Avouez juste que leur menace serait ridicule si tous les
documents tenaient sur une clé USB : un carton de clés USB
n'entraverait pas beaucoup la circulation rue de Varennes dans
le 7e arrondissement de la capitale… Nous éprouvons les
limites de notre modèle immobilier, marqué par la preuve
physique et par le papier, alors que le monde alentour a changé
de paradigme.

Avouez aussi que si tous les documents étaient dématérialisés
et dûment classés, au cabinet du syndic, à l'agence
immobilière, chez le diagnostiqueur et le mesureur, chez le
notaire, le clic se substituerait à la recherche du dossier
dans la salle d'archives, à la copie, à la mise sous pli, à
l'envoi à la poste.

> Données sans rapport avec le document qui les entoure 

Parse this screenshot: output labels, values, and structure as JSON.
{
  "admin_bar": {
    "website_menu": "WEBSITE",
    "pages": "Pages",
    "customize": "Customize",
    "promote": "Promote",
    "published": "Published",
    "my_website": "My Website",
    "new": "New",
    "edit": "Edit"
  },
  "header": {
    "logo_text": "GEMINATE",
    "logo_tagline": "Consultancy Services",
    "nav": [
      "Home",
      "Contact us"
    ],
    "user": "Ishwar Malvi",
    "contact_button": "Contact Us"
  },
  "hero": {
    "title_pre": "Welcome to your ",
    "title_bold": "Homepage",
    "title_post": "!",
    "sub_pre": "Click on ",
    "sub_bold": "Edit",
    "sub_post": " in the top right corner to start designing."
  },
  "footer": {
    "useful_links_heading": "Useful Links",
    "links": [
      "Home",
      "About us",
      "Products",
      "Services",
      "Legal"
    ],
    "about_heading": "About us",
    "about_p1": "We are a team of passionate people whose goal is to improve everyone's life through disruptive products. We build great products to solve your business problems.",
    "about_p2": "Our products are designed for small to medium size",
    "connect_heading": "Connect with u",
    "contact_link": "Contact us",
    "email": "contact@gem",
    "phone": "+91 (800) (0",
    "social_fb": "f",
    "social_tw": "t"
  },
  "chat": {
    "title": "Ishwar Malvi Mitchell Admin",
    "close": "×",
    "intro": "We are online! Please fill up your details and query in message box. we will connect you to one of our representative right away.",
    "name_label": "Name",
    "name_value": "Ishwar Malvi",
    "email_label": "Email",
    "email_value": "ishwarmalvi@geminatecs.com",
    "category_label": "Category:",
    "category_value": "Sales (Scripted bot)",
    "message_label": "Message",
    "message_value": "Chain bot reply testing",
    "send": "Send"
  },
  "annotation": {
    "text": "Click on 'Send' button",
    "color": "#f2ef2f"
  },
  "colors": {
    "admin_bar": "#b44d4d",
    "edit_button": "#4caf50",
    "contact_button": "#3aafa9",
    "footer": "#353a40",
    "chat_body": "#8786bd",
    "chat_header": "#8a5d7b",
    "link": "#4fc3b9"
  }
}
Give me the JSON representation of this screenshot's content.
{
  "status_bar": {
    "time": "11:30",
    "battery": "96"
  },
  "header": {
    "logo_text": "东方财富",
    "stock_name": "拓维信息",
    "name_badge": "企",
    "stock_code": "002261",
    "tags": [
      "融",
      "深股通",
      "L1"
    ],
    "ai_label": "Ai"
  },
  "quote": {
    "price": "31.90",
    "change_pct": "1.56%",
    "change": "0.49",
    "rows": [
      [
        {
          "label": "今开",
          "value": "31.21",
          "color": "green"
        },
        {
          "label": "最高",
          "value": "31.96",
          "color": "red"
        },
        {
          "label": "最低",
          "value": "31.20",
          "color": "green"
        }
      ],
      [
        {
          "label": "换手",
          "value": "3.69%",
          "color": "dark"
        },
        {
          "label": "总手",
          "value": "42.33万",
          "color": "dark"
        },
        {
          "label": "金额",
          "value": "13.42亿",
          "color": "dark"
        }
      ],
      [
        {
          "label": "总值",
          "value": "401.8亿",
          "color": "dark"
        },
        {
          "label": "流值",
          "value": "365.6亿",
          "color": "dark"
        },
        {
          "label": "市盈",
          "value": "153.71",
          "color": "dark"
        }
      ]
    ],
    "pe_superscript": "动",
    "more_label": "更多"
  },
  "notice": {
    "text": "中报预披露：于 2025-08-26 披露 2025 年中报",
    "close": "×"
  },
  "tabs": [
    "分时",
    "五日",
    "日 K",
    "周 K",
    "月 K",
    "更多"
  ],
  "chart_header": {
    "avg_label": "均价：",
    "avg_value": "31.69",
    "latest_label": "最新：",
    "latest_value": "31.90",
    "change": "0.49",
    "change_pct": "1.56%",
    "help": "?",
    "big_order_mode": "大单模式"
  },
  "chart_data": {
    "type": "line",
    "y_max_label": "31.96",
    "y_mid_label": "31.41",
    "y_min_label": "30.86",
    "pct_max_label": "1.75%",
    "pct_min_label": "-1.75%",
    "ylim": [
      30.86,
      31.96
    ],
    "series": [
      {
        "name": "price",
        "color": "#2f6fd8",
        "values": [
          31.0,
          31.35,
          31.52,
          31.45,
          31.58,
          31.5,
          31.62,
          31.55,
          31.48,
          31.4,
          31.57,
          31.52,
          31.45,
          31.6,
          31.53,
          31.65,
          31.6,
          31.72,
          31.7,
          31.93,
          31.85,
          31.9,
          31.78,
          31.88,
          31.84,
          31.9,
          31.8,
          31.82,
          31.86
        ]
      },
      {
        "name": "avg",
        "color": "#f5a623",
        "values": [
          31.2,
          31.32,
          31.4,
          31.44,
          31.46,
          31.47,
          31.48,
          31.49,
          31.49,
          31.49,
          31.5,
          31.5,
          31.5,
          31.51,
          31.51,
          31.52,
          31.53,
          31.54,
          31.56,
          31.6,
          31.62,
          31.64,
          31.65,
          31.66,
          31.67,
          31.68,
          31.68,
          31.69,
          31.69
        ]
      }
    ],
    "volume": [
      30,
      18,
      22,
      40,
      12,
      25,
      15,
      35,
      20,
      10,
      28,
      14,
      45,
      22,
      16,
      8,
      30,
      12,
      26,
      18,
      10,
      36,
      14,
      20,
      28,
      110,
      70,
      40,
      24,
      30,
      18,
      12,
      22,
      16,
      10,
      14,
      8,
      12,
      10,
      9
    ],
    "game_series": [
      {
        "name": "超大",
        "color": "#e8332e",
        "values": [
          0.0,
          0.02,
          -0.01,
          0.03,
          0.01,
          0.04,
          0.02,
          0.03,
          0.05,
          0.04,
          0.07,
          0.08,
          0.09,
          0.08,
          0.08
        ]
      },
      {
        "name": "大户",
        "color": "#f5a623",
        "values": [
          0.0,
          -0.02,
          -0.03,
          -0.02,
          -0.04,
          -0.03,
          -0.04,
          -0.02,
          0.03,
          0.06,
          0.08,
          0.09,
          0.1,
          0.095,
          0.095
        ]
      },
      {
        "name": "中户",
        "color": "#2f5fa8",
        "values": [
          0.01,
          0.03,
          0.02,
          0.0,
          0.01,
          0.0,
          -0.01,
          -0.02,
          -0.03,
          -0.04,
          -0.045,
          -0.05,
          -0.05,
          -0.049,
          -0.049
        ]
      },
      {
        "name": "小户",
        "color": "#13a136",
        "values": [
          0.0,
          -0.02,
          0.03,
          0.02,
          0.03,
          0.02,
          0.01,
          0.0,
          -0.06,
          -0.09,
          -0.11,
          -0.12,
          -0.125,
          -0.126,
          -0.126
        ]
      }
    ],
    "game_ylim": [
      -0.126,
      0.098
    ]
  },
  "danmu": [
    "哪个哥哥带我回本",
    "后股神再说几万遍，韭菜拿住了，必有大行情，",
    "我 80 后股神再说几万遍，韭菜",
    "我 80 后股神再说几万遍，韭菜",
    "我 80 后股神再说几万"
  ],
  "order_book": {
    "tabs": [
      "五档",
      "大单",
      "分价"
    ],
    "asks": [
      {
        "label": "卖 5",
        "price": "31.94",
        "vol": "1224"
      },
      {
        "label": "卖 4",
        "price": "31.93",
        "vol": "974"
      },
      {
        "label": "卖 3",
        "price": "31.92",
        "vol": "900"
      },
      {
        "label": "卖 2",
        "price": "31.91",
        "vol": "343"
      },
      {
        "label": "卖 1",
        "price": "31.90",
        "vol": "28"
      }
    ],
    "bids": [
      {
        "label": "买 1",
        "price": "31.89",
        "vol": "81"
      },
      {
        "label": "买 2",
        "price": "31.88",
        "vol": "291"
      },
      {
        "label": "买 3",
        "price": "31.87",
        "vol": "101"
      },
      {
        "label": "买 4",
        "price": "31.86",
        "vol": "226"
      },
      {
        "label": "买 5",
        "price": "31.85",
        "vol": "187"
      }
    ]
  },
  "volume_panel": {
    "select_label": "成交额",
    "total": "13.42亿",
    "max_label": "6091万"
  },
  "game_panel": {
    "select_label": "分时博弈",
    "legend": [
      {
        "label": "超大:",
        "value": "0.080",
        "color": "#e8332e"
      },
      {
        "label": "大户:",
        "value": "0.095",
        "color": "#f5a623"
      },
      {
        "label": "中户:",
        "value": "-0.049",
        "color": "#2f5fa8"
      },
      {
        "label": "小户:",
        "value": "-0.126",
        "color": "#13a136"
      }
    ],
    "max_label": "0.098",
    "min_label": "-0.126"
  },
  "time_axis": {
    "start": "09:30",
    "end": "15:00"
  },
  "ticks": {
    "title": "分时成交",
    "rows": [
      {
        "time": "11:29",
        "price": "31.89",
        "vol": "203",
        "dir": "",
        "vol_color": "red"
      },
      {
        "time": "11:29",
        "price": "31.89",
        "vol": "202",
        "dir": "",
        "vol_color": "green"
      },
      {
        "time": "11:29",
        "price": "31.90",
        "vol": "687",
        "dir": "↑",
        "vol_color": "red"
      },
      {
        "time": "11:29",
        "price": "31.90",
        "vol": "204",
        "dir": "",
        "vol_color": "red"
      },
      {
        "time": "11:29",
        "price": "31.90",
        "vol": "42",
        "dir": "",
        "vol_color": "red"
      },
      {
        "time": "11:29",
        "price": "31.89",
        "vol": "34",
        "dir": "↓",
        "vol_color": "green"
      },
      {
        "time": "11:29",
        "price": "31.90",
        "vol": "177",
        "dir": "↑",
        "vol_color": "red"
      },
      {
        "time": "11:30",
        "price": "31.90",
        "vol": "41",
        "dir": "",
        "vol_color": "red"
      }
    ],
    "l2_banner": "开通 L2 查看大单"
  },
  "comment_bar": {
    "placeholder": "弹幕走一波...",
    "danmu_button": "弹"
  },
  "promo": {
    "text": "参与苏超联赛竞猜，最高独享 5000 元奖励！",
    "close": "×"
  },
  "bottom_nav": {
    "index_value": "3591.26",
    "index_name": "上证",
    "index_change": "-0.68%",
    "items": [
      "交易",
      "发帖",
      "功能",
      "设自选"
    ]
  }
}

On m'objectera du côté des professionnels
-si, si, je l'ai entendu – que les facturations ne seront plus
possibles, et que l'équilibre des entreprises en sera affecté.
Pourquoi ? Lorsque ma banque me télétransmet un relevé, le coût
de l'opération m'est débité à l'identique… Lorsque mon expert
comptable acquitte en mon nom un impôt par télépaiement, son
service n'est pas gracieux. Le service m'est seulement rendu
mieux et plus vite, et je le paie d'autant plus volontiers!

La loi ALUR appuie où ça fait mal, mais elle propose aussi des
remèdes. Pour l'activité de syndic, elle en comporte deux
importants. D'abord, les syndics professionnels vont devoir à
partir de l'an prochain mettre à la disposition de leurs
clients un extranet, comportant l'essentiel des informations
sur la copropriété. Ensuite, ils pourront si le syndicat des
copropriétaires le décide, dématérialiser des actes majeurs,
tels que les lettres de relance et de recouvrement des charges.
La vie des copropriétés va en être transfigurée, avec plus de
transparence, plus de fluidité, plus d'efficacité. Au passage,
on note que le copropriétaire, à qui la loi du 10 juillet 1965
ne reconnaît pas d'existence (seul existe la communauté qu'est
le syndicat de tous les copropriétaires) se met à exister…
L'internet bouleverse la conception juridique même des choses.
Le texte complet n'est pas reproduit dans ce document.